2 posts tagged “femme au bord de la crise de nerf”
Ceci est mon dernier billet sur u-blog (et le mille deux-centième !)
Il va être long, une fois n’est pas coutume, en général je m’efforce d’être brève. Lecteur, tu es libre de survoler ou de fuir.
A vous de trouver un titre parmi les suivants ou d’en inventer un autre :
a) Je ne suis pas blonde
b) Question de point de vue
c) La drague au temps d’internet
d) SMS mode d’emploi
e) Chrysler et Dacia
f) Petite leçon sur la vanité
g) Le ridicule ne tue jamais
h)
**?
Les plus attentifs d’entre vous auront remarqué sur un billet de la semaine dernière un paragraphe intitulé « ma datcha et moi », que j’ai retiré très vite, le trouvant déplacé. Mais aujourd’hui, je vais vous raconter, d’autant que certains en ont déjà lu le début, cette palpitante histoire.

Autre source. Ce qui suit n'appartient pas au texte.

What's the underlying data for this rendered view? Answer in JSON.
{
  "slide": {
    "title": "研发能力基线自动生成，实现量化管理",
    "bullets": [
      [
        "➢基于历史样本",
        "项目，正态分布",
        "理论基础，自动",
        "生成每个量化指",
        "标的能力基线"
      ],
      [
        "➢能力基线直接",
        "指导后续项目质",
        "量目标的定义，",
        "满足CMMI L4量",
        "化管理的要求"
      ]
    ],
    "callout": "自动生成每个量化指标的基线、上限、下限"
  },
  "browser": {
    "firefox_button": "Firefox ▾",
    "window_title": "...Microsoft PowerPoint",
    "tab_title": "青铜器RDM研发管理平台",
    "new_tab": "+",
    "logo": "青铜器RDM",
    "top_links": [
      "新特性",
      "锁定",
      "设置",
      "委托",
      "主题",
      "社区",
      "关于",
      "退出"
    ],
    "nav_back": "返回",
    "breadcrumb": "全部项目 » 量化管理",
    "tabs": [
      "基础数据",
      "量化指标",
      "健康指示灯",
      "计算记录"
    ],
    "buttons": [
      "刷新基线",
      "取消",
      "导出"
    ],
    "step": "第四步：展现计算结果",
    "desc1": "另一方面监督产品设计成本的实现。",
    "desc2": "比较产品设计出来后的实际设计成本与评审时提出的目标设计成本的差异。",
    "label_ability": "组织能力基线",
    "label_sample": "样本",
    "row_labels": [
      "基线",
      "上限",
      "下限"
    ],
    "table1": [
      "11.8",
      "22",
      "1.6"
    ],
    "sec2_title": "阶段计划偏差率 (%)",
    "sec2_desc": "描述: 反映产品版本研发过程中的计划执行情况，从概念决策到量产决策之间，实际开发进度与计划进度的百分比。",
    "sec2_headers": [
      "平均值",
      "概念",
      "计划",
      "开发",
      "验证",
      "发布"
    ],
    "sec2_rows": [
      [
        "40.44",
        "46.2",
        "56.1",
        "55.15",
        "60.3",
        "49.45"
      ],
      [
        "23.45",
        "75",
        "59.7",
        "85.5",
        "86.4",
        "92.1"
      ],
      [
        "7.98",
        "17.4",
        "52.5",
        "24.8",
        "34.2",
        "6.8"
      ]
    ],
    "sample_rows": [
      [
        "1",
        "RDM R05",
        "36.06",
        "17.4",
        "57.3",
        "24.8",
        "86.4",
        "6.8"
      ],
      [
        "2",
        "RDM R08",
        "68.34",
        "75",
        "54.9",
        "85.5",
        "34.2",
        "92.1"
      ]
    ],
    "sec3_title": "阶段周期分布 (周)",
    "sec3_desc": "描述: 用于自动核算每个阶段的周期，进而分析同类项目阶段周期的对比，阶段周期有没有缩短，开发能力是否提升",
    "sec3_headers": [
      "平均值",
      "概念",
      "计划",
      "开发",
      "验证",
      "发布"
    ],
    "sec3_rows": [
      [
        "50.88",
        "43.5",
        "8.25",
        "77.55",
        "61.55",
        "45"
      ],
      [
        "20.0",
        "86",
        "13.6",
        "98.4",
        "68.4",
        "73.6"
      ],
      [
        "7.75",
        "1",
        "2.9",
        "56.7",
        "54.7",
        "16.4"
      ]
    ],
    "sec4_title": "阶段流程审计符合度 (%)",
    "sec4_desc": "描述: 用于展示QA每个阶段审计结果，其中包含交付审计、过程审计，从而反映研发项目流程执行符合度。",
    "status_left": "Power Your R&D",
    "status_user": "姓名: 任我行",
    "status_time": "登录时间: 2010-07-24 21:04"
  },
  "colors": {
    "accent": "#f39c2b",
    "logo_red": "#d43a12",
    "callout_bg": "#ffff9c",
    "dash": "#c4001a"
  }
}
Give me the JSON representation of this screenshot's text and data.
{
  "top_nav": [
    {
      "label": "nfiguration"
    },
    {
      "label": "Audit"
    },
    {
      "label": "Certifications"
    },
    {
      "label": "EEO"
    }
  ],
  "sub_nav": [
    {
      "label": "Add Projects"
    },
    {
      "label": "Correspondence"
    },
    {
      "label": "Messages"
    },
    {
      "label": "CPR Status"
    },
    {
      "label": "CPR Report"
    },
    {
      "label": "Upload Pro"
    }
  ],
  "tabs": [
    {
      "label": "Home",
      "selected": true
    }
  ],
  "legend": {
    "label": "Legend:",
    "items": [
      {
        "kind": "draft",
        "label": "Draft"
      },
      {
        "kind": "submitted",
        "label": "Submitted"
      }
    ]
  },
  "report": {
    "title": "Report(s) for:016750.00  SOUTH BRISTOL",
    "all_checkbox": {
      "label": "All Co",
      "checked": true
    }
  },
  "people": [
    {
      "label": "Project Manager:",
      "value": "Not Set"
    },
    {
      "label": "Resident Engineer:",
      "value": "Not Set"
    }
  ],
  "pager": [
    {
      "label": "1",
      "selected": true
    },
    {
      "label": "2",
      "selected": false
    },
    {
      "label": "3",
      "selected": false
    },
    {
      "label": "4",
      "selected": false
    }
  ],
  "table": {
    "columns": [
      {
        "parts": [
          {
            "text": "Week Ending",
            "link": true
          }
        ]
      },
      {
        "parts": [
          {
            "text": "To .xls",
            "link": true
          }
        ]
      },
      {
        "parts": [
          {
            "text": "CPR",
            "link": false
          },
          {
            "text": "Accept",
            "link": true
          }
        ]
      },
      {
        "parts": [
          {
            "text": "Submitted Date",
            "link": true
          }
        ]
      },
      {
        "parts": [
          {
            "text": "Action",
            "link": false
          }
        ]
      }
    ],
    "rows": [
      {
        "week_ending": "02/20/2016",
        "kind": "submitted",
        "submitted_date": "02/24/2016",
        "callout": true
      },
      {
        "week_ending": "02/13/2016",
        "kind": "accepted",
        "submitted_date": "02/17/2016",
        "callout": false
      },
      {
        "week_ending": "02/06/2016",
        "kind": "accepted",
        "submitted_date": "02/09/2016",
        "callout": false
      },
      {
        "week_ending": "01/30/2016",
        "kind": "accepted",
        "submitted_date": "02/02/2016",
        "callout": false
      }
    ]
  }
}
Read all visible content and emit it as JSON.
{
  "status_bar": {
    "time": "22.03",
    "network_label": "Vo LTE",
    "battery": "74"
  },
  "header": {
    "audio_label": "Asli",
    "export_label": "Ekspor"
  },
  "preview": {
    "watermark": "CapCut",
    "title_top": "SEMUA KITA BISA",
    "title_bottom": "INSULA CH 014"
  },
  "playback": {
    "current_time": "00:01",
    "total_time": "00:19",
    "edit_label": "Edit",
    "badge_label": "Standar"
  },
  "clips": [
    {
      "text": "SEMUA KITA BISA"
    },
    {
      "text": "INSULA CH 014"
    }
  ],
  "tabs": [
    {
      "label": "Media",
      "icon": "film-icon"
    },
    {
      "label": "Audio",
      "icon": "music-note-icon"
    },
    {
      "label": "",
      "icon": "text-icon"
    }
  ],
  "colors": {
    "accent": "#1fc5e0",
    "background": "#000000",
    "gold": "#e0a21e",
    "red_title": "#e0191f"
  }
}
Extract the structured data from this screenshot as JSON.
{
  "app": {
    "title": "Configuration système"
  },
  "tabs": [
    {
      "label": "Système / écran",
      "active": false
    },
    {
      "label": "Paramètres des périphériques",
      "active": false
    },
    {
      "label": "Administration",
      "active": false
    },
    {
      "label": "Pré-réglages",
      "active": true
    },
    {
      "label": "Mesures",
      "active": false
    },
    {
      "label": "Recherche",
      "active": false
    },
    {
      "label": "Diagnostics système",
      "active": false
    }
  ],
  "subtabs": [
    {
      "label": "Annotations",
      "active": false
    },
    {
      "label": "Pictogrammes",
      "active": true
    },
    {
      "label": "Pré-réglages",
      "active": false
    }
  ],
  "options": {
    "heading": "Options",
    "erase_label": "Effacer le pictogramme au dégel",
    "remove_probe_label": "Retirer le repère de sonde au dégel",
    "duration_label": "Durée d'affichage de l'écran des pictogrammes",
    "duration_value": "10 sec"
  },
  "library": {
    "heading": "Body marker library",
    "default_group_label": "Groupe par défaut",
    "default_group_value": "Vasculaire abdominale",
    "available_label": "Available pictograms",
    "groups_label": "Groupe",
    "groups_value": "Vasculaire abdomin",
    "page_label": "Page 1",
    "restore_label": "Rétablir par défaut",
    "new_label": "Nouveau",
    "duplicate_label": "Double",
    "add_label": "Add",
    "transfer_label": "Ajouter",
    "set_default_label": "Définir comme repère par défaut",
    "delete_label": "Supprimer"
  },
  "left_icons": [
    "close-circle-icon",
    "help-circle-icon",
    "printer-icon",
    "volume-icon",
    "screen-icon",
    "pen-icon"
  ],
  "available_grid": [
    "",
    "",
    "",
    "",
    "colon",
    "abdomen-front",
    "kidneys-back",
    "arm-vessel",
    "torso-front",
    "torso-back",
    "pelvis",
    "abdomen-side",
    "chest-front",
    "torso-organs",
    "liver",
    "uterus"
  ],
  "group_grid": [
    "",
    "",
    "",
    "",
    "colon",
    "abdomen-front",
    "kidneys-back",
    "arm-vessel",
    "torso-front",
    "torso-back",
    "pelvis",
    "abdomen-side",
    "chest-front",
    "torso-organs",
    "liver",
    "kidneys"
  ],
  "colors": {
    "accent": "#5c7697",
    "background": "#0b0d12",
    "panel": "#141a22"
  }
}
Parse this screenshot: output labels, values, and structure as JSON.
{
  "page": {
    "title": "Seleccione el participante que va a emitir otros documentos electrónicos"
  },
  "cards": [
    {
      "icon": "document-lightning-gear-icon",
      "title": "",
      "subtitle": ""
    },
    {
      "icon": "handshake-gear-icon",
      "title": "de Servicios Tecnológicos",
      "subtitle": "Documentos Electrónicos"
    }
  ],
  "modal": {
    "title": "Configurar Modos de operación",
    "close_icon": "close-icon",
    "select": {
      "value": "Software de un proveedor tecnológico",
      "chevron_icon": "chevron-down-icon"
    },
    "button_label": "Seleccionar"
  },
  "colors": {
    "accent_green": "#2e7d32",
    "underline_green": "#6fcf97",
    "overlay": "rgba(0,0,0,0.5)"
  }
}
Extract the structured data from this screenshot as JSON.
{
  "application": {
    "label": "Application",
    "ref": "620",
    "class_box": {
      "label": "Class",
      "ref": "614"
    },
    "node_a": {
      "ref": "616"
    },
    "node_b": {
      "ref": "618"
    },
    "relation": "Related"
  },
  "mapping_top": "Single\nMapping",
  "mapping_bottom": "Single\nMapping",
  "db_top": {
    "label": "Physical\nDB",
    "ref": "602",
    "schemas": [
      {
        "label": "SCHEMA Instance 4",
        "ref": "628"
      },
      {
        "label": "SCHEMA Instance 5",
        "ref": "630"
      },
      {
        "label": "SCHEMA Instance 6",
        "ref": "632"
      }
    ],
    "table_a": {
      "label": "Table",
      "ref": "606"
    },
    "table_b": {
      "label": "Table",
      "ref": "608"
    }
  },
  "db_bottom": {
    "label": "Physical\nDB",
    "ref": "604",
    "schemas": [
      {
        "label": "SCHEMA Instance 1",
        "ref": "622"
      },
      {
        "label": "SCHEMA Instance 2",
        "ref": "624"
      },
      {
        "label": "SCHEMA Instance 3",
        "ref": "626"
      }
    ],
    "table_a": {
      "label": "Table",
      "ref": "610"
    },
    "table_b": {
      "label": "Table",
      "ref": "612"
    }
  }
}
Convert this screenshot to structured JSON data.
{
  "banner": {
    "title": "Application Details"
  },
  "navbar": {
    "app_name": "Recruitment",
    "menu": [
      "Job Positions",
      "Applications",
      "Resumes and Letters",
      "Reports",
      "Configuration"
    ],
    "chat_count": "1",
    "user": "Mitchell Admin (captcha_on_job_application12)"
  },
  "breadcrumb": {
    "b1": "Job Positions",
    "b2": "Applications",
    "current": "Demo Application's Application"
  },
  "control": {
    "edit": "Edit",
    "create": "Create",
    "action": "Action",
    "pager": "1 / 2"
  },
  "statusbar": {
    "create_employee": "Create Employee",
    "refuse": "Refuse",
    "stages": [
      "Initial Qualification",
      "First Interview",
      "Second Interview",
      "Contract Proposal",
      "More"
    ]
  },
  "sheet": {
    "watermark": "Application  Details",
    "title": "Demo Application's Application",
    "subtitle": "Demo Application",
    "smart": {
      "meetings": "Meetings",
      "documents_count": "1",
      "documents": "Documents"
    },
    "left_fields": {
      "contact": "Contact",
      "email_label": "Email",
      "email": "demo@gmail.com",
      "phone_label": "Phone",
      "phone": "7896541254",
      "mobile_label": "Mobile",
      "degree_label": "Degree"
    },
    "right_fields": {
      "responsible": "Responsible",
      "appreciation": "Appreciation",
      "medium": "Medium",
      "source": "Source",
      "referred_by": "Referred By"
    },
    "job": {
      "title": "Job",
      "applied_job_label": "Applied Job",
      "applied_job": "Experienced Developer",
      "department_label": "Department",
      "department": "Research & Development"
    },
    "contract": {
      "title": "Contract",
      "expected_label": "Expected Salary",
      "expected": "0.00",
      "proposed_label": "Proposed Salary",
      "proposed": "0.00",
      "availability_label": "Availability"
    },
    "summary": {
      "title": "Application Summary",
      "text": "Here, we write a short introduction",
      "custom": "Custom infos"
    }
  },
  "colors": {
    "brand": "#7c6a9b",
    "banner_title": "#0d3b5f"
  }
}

Depuis une dizaine de jours, je traîne une humeur inégale et morose liée aux diverses tracasseries, petites trahisons ordinaires et déconvenues d’une existence banale. Mon sens de l’humour est tombé au-dessous du niveau zéro.
Jeudi dernier, en rentrant le soir sur le parking du covoiturage, je découvre, collé avec soin sur mon rétroviseur avec de l’adhésif repositionnable, un petit billet disant « Bonjour vous êtes charmante. Chrysler » suivi d’un numéro de téléphone. Je ris beaucoup de la chose, et joue à deviner qui, croisé le matin, aurait pu déposer ce poulet* (qui n'est pas doré cependant). L’écriture ne colle pas du tout avec ce que j’imagine, ni le morceau d’enveloppe soigneusement découpé mais qu’importe. Heureusement que je ne suis pas DRH, si je reçois une lettre de motivation, aussi brève et falote soit-elle, j’ai du mal à refuser un entretien (j’ai dit un entretien). Le lendemain, je finis par envoyer un sms « Merci. Dacia ».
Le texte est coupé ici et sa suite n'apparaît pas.